Item data storage¶
The data values for each item are ordered and reorganized based on the selected spatial index tree. This leads to less chunky data retrieval. Therefore, for example with grids, we can read much smaller amount of data than we would read with reading full rows.
Data storage strategies/options¶
Based on the dataset definition and query/usage requirements item data can be stored in 1 or more blobs. There are 2 typical query types with regard to temporal domain
- Time step oriented single time step storage - Gets 1 time step data in 1 request, spatial domain can be big
- Time step oriented multi time step storage - Gets 1 time step data in 1 request, spatial domain should be small (e.g. <50000)
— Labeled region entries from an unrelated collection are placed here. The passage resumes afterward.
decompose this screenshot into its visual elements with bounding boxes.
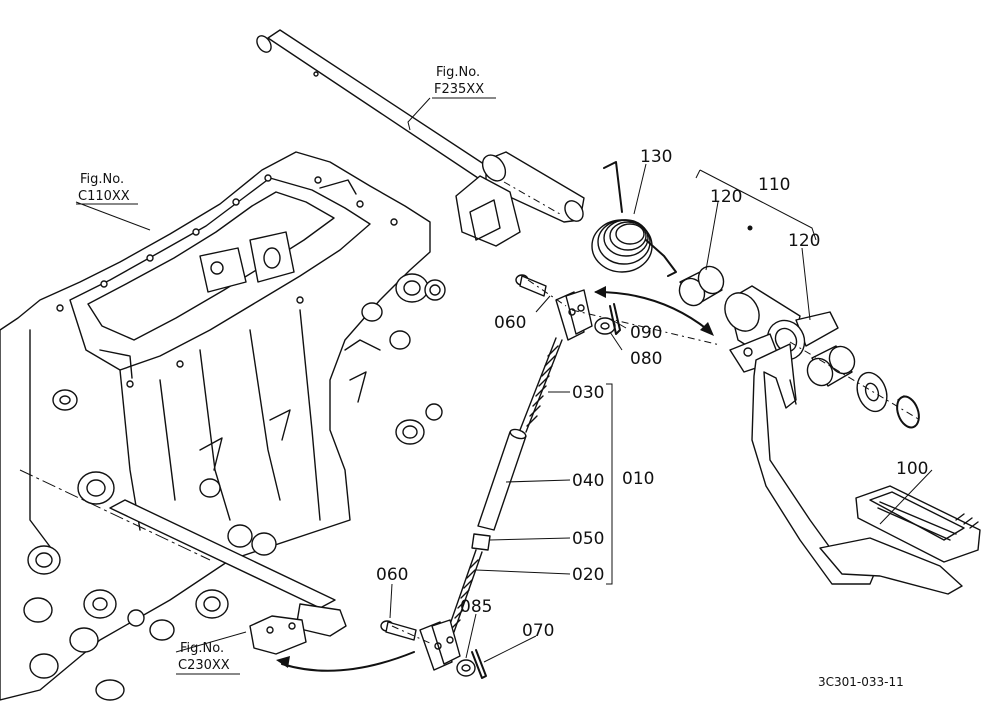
flange-bolt-holes [56, 174, 398, 388]
reference-code: F235XX [434, 82, 484, 97]
reference-code: C110XX [78, 189, 130, 204]
reference-prefix: Fig.No. [436, 65, 480, 80]
transmission-case-drawing [0, 151, 446, 701]
part-label-050: 050 [572, 529, 604, 549]
part-label-085: 085 [460, 597, 492, 617]
part-label-040: 040 [572, 471, 604, 491]
reference-code: C230XX [178, 658, 230, 673]
leader-lines [75, 97, 933, 663]
bracket-010 [606, 383, 613, 585]
pedal-arm-110 [724, 225, 963, 595]
part-label-100: 100 [896, 459, 928, 479]
rod-bracket-drawing [249, 615, 307, 655]
washer-right [856, 371, 888, 413]
assembly-arrow-lower [276, 651, 415, 672]
bracket-110 [695, 169, 817, 241]
part-label-060-lower: 060 [376, 565, 408, 585]
pedal-pad-100 [855, 485, 981, 563]
centerline-pin-lower [391, 625, 433, 645]
part-label-060-upper: 060 [494, 313, 526, 333]
centerline-pedal [789, 341, 921, 421]
part-label-010: 010 [622, 469, 654, 489]
brake-shaft-drawing [256, 29, 585, 247]
part-label-070: 070 [522, 621, 554, 641]
assembly-arrow-upper [594, 286, 714, 336]
clevis-pin-060-upper [515, 274, 547, 297]
part-label-120-left: 120 [710, 187, 742, 207]
rod-assembly-010 [419, 289, 593, 671]
reference-label-c110: Fig.No. C110XX [76, 172, 138, 205]
reference-label-f235: Fig.No. F235XX [432, 65, 496, 99]
bushing-120-left [678, 265, 725, 307]
part-label-090: 090 [630, 323, 662, 343]
reference-prefix: Fig.No. [180, 641, 224, 656]
washer-085 [456, 659, 476, 677]
part-label-120-right: 120 [788, 231, 820, 251]
part-label-020: 020 [572, 565, 604, 585]
part-number-labels: 130 110 120 120 060 090 080 030 040 010 … [376, 147, 928, 641]
part-label-080: 080 [630, 349, 662, 369]
drawing-code: 3C301-033-11 [818, 675, 904, 689]
part-label-110: 110 [758, 175, 790, 195]
reference-label-c230: Fig.No. C230XX [176, 641, 240, 675]
return-spring-130 [591, 161, 677, 277]
split-pin-070 [471, 649, 487, 679]
bushing-120-right [806, 345, 856, 387]
clevis-pin-060-lower [380, 620, 417, 641]
part-label-130: 130 [640, 147, 672, 167]
centerline-shaft [503, 181, 561, 215]
centerline-pin-upper [527, 279, 567, 307]
part-label-030: 030 [572, 383, 604, 403]
snap-ring-right [896, 395, 920, 429]
reference-prefix: Fig.No. [80, 172, 124, 187]
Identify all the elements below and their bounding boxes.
- Time series oriented storage - Gets many time steps data in 1 request, spatial domain should be smaller to avoid extra large results
Timestep oriented single timestep storage¶
- Optimized for Timestep retrieval.
- Each Timestep is stored in its own blob.
- Typical use case is when a time step of data should be rendered in a map.
Timestep oriented multi timestep storage¶
Used for internal storage efficiency in case of small spatial domains.
- Optimized for Timestep retrieval.
- Temporal domain is divided into groups. Each timestep group is stored in 1 file to avoid large number of small files.
- This storage strategy is used for smaller spatial domains with larger amount of timesteps
Timeseries oriented storage¶
- Optimized for Timeseries retrieval.
- This storage strategy is used for larger amount of timesteps
- Both temporal domain and spatial domain are divided into groups, each spatio-temporal group is stored in 1 file. Byte array is ordered first by time than by spatial position.
Timeseries oriented storage supports 2 block types:
Fixed block timeseries storage
Pros | Cons |
---|---|
Flexible updates, even single timestep can be added | Always allocates fixed block size |
Allows gaps | Uses more space |
Designed for incremental forecasts | Slower import/update operation |
Variable block timeseries storage
Pros | Cons |
---|---|
Less storage size, just imported data are stored | Only full blocks can be updated |
Faster import/update operation | Gaps cannot be easily filled later |
Designed for historical data load |
When importing data using Timeseries oriented storage, it is necessary to specify some extra writer parameters. See Create timeseries oriented dataset.